Microsoft, beginning in January, will automatically upgrade Windows customers to the latest version of IE available for their PC, Ryan Gavin, senior director of IE, said in a blog post Thursday. The Redmond, Wash.-based computing giant's move to embrace what is known as “silent updates” follows actions already taken by Google, which pioneered the concept for its Chrome web browser in 2009, and Mozilla, which announced recently it is working on a mechanism for automatic Firefox updates.
Microsoft is aiming to better protect users from threats, such as social-engineered malware, which often targets out-of-date web browsers, Gavin said.

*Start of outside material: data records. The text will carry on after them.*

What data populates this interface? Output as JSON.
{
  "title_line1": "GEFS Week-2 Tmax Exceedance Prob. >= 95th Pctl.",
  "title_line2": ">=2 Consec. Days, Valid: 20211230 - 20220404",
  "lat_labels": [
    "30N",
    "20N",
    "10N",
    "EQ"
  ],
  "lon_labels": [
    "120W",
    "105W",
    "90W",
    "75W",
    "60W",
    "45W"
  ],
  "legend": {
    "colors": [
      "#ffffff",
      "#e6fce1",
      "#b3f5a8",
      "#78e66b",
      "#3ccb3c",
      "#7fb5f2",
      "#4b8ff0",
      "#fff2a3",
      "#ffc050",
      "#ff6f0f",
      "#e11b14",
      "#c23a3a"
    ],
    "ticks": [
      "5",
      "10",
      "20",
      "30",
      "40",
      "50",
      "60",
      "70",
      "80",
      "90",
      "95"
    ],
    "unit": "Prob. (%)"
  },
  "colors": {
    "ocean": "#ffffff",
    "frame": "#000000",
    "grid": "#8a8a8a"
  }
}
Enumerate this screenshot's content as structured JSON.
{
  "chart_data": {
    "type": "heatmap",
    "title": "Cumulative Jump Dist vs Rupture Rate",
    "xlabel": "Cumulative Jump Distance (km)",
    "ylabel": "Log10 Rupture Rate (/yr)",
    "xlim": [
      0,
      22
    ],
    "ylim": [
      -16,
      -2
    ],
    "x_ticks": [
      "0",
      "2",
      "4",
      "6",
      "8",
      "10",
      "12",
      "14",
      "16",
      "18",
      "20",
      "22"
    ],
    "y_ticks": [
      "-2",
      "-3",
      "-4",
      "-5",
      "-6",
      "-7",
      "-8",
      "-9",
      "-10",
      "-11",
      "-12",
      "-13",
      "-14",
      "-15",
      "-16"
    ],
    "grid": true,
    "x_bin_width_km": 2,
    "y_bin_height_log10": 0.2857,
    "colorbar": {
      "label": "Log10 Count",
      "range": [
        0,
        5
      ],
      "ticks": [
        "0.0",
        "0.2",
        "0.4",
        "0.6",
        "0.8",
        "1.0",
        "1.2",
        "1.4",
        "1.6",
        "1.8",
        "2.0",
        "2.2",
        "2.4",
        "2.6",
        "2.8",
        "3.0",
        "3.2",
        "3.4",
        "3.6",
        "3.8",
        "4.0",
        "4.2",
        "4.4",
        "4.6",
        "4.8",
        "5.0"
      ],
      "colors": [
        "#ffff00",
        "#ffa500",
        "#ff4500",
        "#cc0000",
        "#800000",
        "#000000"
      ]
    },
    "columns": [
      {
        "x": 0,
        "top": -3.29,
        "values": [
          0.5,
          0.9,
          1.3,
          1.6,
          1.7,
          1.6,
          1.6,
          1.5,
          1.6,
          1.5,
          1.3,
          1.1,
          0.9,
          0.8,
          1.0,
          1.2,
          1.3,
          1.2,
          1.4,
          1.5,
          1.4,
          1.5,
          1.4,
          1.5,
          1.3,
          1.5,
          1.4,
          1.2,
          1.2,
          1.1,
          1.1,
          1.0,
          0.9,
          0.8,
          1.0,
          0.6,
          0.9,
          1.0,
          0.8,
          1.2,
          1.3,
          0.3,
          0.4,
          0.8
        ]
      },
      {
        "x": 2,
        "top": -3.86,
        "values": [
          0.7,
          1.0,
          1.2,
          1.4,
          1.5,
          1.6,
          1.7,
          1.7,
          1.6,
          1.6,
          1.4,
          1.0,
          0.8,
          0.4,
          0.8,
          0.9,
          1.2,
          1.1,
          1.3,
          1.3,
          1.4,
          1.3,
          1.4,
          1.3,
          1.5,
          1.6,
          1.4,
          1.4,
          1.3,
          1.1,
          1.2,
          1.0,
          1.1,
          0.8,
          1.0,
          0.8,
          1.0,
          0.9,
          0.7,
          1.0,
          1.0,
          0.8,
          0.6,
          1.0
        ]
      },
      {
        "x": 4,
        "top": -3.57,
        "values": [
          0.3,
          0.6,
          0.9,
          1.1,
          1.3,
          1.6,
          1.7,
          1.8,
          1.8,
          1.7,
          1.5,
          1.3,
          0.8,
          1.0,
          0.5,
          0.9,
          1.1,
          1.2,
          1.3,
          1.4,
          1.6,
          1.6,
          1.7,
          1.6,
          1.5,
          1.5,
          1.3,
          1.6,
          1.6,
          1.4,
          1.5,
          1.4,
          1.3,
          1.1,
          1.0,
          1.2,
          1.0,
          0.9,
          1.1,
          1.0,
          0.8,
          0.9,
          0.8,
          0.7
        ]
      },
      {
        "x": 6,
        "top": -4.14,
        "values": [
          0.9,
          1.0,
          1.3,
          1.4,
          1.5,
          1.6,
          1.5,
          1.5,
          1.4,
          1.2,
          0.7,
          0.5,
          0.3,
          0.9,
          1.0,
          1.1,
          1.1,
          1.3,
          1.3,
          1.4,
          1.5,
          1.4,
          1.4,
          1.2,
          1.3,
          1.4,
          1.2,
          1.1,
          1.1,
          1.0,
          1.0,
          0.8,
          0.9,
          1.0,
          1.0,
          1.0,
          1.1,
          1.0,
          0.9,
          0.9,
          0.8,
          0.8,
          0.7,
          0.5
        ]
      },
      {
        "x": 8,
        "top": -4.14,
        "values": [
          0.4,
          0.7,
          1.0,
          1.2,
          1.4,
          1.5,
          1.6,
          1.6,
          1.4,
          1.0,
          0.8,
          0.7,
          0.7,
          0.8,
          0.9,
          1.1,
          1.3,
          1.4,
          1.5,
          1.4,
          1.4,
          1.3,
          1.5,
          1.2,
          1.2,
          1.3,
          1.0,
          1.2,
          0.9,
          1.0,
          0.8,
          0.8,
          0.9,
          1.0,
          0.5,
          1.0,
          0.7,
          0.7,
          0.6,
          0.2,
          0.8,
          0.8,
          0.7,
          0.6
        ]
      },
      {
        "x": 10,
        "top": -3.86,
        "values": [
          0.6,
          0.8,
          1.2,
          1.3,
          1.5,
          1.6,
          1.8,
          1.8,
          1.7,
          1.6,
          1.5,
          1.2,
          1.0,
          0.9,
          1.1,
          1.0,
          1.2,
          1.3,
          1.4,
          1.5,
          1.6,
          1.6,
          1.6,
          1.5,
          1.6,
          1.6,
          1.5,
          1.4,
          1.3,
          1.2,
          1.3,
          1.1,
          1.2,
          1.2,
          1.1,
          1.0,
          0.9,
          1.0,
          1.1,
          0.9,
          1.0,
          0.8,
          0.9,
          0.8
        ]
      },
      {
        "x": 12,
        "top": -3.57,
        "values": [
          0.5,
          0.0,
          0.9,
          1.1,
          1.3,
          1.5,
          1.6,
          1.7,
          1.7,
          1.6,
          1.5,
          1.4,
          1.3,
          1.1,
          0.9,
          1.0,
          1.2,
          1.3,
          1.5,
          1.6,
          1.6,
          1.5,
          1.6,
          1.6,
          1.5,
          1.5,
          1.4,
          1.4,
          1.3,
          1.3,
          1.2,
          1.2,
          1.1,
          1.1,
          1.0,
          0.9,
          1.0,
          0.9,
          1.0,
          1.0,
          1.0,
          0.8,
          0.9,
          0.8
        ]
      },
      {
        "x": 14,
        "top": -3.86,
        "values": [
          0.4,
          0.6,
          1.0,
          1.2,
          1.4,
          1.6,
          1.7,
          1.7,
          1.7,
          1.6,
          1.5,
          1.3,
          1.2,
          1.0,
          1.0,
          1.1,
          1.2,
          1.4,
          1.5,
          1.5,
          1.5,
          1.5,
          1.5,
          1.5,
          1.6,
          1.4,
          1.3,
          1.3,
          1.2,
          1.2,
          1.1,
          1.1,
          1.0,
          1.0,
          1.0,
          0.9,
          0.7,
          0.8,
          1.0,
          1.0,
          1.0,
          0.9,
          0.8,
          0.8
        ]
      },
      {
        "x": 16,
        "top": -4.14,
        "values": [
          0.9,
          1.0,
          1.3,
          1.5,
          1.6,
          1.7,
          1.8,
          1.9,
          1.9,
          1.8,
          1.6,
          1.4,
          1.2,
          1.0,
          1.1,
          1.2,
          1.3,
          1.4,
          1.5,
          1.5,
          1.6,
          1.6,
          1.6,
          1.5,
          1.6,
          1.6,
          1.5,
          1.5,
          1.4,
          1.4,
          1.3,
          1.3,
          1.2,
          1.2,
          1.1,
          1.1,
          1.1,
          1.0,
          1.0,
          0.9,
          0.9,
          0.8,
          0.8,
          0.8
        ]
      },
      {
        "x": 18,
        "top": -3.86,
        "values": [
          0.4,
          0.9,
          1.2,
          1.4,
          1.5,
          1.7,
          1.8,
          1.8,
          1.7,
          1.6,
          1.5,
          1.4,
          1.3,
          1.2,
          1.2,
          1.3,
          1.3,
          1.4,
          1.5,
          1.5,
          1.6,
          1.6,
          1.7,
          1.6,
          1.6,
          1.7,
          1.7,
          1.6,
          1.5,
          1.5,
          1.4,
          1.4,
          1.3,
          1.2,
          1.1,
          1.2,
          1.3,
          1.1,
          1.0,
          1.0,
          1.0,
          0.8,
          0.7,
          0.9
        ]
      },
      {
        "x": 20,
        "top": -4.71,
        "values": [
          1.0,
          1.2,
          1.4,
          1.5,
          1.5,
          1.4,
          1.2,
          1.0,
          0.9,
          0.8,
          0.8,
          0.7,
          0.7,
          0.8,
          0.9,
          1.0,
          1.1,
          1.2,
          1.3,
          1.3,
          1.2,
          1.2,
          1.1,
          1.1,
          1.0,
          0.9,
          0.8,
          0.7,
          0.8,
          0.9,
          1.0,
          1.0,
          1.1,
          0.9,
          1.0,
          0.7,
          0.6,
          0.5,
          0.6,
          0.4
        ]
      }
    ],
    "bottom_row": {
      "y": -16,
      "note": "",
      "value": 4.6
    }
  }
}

“The web overall is better – and safer – when more people run the most up-to-date browser,” he wrote. “Our goal is to make sure that Windows customers have the most up-to-date and safest browsing experience possible, with the best protections against malicious software, such as malware.”
Industry experts agreed that silent updates are a step forward for security.
“Silent updating is generally seen as a big improvement to security on the internet,” Wolfgang Kandek, CTO of vulnerability management firm Qualys, wrote in a blog post Thursday.
Kandek referenced a study conducted by researchers at the Swiss technical university ETH, which found that 97 percent of Chrome users updated their browser within three weeks of a new version release, compared to 85 percent of Firefox users, 53 percent of those using Apple Safari, and 24 percent of Opera users. Silent updates allow systems to stay secure “most of the time,” take some of the onus for security off users, and shorten the window of opportunity attackers have to use known exploits against outdated browsers, according to the study.
Microsoft said that beginning in January, IE will be silently upgraded for customers who have opted-in to automatic updates on the Windows Update service. It will begin first with customers in Australia and Brazil, then “take a measured approach, scaling up over time.” The silent update will eliminate the pop-up window that currently allows users to opt-out or postpone available browser upgrades, Kandek said.
Users who have declined previous installations of IE8 and 9 will not be automatically updated. Additionally, customers can uninstall updates and continue to receive support for the copy of IE they purchased with Windows.
Enterprise users who tightly control their patches will not be affected, as they will still have full control over the versions of their browsers, Kandek said.